За пеленой страдания опытный воин разглядел непреклонную волю и решимость. Этот умрёт, но сделает. И спорить бесполезно. Такой взгляд Георг хорошо знал.
– Вы – герой, мальчик. Скачите. Да поможет вам Святой Георгий. – Он перекрестил его и спросил напоследок: – Сколько вам лет? Как вас зовут? Я запомню и отблагодарю.
– Пятнадцать. Франциско де Овилла к ваш усльуг.
– Удачи. Передайте, что мы скоро будем. Держитесь. Эй, кто-нибудь! Парню двух провожатых. А то, не дай Бог, «француз колоть копьё» – Пробормотав последнюю фразу почти про себя, Фрундсберг отвернулся, окунувшись в давно привычную мешанину ломающихся пик, лязгающих доспехов и яростных кличей из которой он как опытный скульптор лепил фигуру крылатой богини Победы.
Гийом де ла Круа потерял счет времени. Мироздание свернулось до его измотанного эскадрона, который он снова вёл в атаку. В который раз? Счёт атакам он тоже потерял.
Сперва – нелепое топтание перед испанцами под прицелом невероятных стрелков. С последними, с божьей помощью, поквитались. Растоптали под сотню, когда те осмелились высунуть нос из кустов. Теперь – баталия ландскнехтов, с ней сцепились швейцарцы, а славный Пьемонт пытается прорвать им фланг. И каждый раз натыкается на пики.
Хорошо, что Шарль де Тьерселин привел подкрепление два эскадрона жандарм, почти шесть сотен человек. Иначе давно бы тут полегли. Просто от усталости.
Гийом вспомнил, как зубоскалил накануне, отчего в армии столько Шарлей? Причем в имперской тоже, ха-ха-ха. Предатель Бурбон – Шарль. Ланнуа – Шарль. Тьерселин вот тоже. И император, у германцев, как не крути – Шарль. Наверное, родители каждый раз хотели, чтобы получился новый Шарлемань. Но что выросло, то выросло. И опять, ха-ха-ха.

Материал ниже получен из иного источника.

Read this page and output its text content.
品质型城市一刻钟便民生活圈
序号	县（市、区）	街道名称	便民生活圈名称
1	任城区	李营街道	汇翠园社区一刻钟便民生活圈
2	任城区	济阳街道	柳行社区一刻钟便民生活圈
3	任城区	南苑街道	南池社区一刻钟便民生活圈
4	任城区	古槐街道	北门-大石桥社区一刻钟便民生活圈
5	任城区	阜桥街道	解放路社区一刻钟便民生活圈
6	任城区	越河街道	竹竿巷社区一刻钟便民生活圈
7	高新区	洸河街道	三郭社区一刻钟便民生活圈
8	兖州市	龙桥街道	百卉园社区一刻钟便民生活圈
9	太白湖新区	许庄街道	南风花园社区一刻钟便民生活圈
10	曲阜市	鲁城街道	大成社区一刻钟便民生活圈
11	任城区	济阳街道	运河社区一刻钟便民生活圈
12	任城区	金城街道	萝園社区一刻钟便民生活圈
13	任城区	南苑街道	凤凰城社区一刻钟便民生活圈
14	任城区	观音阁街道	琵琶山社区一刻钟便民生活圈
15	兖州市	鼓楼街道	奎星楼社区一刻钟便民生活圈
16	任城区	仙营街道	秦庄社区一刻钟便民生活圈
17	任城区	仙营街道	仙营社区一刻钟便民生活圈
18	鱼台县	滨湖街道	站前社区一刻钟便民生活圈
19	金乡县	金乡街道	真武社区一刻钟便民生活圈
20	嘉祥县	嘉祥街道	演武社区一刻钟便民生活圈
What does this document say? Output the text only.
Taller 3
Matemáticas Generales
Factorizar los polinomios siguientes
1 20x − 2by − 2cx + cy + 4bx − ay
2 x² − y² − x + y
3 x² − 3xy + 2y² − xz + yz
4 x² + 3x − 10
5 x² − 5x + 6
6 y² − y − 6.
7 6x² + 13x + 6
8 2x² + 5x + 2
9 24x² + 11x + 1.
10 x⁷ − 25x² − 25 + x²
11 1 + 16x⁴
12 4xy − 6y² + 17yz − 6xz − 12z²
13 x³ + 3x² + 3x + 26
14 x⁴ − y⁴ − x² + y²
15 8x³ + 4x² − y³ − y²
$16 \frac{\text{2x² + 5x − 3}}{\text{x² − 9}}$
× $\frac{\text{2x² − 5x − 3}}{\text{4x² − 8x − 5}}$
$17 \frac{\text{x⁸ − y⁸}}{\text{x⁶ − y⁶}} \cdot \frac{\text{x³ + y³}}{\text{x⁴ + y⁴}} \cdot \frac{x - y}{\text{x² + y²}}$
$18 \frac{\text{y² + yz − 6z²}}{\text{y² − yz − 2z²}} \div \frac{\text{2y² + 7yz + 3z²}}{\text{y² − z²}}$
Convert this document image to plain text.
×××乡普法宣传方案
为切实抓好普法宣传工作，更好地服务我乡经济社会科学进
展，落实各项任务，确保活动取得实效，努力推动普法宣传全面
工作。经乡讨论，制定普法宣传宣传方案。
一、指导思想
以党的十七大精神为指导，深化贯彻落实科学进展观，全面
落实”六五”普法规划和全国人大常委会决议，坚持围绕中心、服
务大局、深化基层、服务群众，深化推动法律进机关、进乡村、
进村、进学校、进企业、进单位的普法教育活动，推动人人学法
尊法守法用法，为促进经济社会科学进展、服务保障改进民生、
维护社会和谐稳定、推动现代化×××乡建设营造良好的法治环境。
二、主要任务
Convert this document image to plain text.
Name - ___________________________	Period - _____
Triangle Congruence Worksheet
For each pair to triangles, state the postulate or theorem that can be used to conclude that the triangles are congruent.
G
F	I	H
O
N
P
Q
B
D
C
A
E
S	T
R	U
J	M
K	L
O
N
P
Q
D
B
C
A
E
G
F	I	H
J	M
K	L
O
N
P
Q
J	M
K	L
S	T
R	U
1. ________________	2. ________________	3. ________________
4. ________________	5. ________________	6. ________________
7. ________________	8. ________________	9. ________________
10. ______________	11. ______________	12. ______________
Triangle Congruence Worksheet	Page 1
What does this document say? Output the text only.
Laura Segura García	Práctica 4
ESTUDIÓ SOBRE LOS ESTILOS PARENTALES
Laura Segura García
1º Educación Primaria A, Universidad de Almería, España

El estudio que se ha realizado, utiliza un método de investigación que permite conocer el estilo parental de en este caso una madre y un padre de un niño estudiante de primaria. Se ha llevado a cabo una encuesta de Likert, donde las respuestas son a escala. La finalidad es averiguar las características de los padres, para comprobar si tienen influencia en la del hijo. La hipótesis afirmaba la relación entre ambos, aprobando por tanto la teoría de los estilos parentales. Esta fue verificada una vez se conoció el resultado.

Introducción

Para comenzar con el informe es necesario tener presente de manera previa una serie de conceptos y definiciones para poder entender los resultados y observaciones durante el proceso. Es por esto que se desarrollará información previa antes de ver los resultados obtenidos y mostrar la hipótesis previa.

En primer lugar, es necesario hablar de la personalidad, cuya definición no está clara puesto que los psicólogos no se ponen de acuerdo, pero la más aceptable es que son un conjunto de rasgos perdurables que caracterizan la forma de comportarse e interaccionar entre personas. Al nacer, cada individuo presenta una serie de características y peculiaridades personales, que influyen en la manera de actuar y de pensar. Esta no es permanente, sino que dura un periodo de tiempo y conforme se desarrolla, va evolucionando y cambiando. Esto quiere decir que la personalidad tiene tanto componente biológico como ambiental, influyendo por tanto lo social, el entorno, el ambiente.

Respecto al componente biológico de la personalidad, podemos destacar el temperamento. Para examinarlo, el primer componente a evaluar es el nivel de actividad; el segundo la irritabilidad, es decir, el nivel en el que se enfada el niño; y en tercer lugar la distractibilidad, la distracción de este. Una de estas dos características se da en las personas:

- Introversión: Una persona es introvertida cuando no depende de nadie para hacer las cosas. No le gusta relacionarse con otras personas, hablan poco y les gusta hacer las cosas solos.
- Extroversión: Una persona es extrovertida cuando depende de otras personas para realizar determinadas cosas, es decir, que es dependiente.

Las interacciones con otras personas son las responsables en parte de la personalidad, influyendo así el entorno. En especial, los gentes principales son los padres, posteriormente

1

Нынче было не до вчерашних хохмочек.
Дураку понятно, что бросать конницу на пики построенной пехоты, да еще такой – лучший способ от конницы избавиться. Но ничего не поделать. Маршал Франции Робер де ла Марк, сеньор Флоранж, требует всё новых атак. Ему вторит и Тьерселин. В бой! На пики! На прорыв! Ну а правы они или нет – не ему судить. Тем более, что оба сражаются неподалеку и в головотяпстве их не обвинишь. Де ла Марк в строю швейцарцев, а Шарль лично водит эскадрон на баталию. Так что и мы не отстанем.
Он в сотый раз выровнял людей, захлопнул забрало и пришпорил коня. Пить Гийом больше не хотел. Глотка спеклась настолько, что даже «Монжуа» не могло прорваться наружу. Жажда мучила его час назад, теперь отболело. Жаль только гнедого, который, того и гляди, протянет ноги. Шутка ли, два часа смертельной скачки, не всякий человек сдюжит. А у лошадок сердце куда слабее, любой кавалерист подтвердит.
Эскадрон без всякой охоты пошел на баталию. С десятого раза ко всему привыкаешь, даже к такому. Ландскнехты, чуть не зевая, выставили пики. Конница подыграла, так же привычно остановившись футах в пятнадцати и завернув коней назад.